# Deep Fried Lasagna Rolls!



## kleenex (Jul 12, 2015)

Deep Fried Lasagna Rolls!  | peepmyeats

Screw the oven, DEEP FRY instead..


----------



## creative (Jul 12, 2015)

Have you tried it?  I wonder how it compares...


----------



## GotGarlic (Jul 12, 2015)

Sounds like a pain. The recipe isn't written very well. It mentions seasoned ground beef in the instructions, but there are no seasonings in the ingredient list.


----------



## Chief Longwind Of The North (Jul 12, 2015)

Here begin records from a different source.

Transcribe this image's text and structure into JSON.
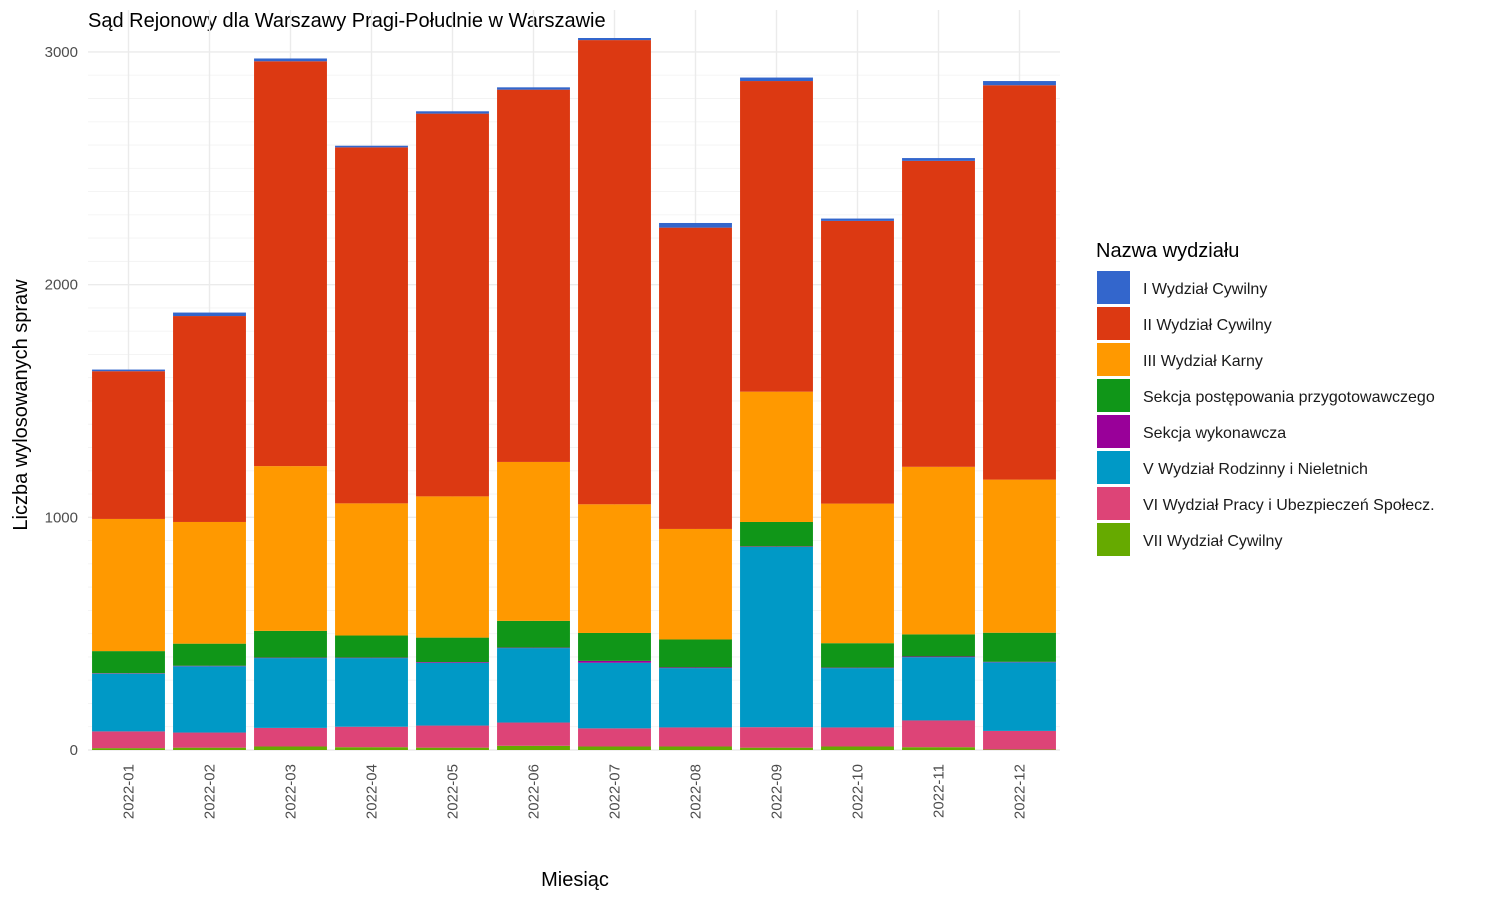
{
  "chart_data": {
    "type": "bar",
    "stacked": true,
    "title": "Sąd Rejonowy dla Warszawy Pragi-Południe w Warszawie",
    "xlabel": "Miesiąc",
    "ylabel": "Liczba wylosowanych spraw",
    "ylim": [
      0,
      3060
    ],
    "y_ticks": [
      0,
      1000,
      2000,
      3000
    ],
    "grid": true,
    "legend_title": "Nazwa wydziału",
    "legend_position": "right",
    "categories": [
      "2022-01",
      "2022-02",
      "2022-03",
      "2022-04",
      "2022-05",
      "2022-06",
      "2022-07",
      "2022-08",
      "2022-09",
      "2022-10",
      "2022-11",
      "2022-12"
    ],
    "series": [
      {
        "name": "VII Wydział Cywilny",
        "color": "#66aa00",
        "values": [
          8,
          10,
          15,
          12,
          10,
          18,
          15,
          15,
          10,
          15,
          12,
          2
        ]
      },
      {
        "name": "VI Wydział Pracy i Ubezpieczeń Społecz.",
        "color": "#dd4477",
        "values": [
          72,
          65,
          80,
          88,
          95,
          100,
          78,
          82,
          88,
          82,
          115,
          80
        ]
      },
      {
        "name": "V Wydział Rodzinny i Nieletnich",
        "color": "#0099c6",
        "values": [
          248,
          285,
          300,
          295,
          270,
          320,
          282,
          255,
          775,
          255,
          272,
          295
        ]
      },
      {
        "name": "Sekcja wykonawcza",
        "color": "#990099",
        "values": [
          2,
          2,
          2,
          2,
          3,
          2,
          8,
          3,
          2,
          2,
          3,
          2
        ]
      },
      {
        "name": "Sekcja postępowania przygotowawczego",
        "color": "#109618",
        "values": [
          95,
          95,
          115,
          95,
          105,
          115,
          120,
          120,
          105,
          105,
          95,
          125
        ]
      },
      {
        "name": "III Wydział Karny",
        "color": "#ff9900",
        "values": [
          568,
          523,
          708,
          568,
          607,
          683,
          553,
          475,
          560,
          600,
          720,
          658
        ]
      },
      {
        "name": "II Wydział Cywilny",
        "color": "#dc3912",
        "values": [
          635,
          885,
          1740,
          1530,
          1645,
          1600,
          1995,
          1295,
          1335,
          1215,
          1315,
          1695
        ]
      },
      {
        "name": "I Wydział Cywilny",
        "color": "#3366cc",
        "values": [
          7,
          15,
          12,
          7,
          10,
          10,
          9,
          20,
          15,
          10,
          12,
          18
        ]
      }
    ],
    "legend_order": [
      "I Wydział Cywilny",
      "II Wydział Cywilny",
      "III Wydział Karny",
      "Sekcja postępowania przygotowawczego",
      "Sekcja wykonawcza",
      "V Wydział Rodzinny i Nieletnich",
      "VI Wydział Pracy i Ubezpieczeń Społecz.",
      "VII Wydział Cywilny"
    ]
  }
}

I'm thinking that this could be done much easier with wonton skins.  Place meat, sauce  and cheese in the middle of 1 skin.  Lightly wet the edges.  Place a second skin on top and pint the edges to seal.  place in hot oil until browned on all sides, kind of a deep fried ravioli.  Serve with favorite sauce for dipping.

If you used eggroll skins instead of wonton skins, you could make them like egg rolls, but with the Italian flavors.  Would be very good as well.

Seeeeeeya; Chief Longwind of the North.


----------



## kleenex (Jul 13, 2015)

GotGarlic said:


> Sounds like a pain. The recipe isn't written very well. It mentions seasoned ground beef in the instructions, but there are no seasonings in the ingredient list.



I would go far salt, pepper, and Italian seasoning blend here with this recipe.


----------



## creative (Jul 13, 2015)

kleenex said:


> I would go far salt, pepper, and Italian seasoning blend here with this recipe.


Yes that sounds like the most likely combination.


----------



## larry_stewart (Jul 14, 2015)

In the picture of ingredients, you can see a container of dried cilantro.  Not sure that would be my season of choice in this recipe.


----------



## CharlieD (Jul 14, 2015)

Personally, I always suggest to people to use seasoning they like, not what I use.


Sent from my iPad using Discuss Cooking


----------



## Addie (Jul 14, 2015)

CharlieD said:


> Personally, I always suggest to people to use seasoning they like, not what I use.
> 
> 
> Sent from my iPad using Discuss Cooking



Wise advice.


----------



## Addie (Jul 14, 2015)

This recipe is not very well written or thought out. The idea is great. But the presentation is very messy. a lot of waste with the bread crumbs. The list of ingredients is incomplete. The directions leave a lot to be desired. I hate to pick apart this idea, but it needs to be rethought. 

The first time I saw lasagna rolls was when Rachael Ray made them. Simple and quick. And complete. Peepy needs to take a few lessons on presentation.


----------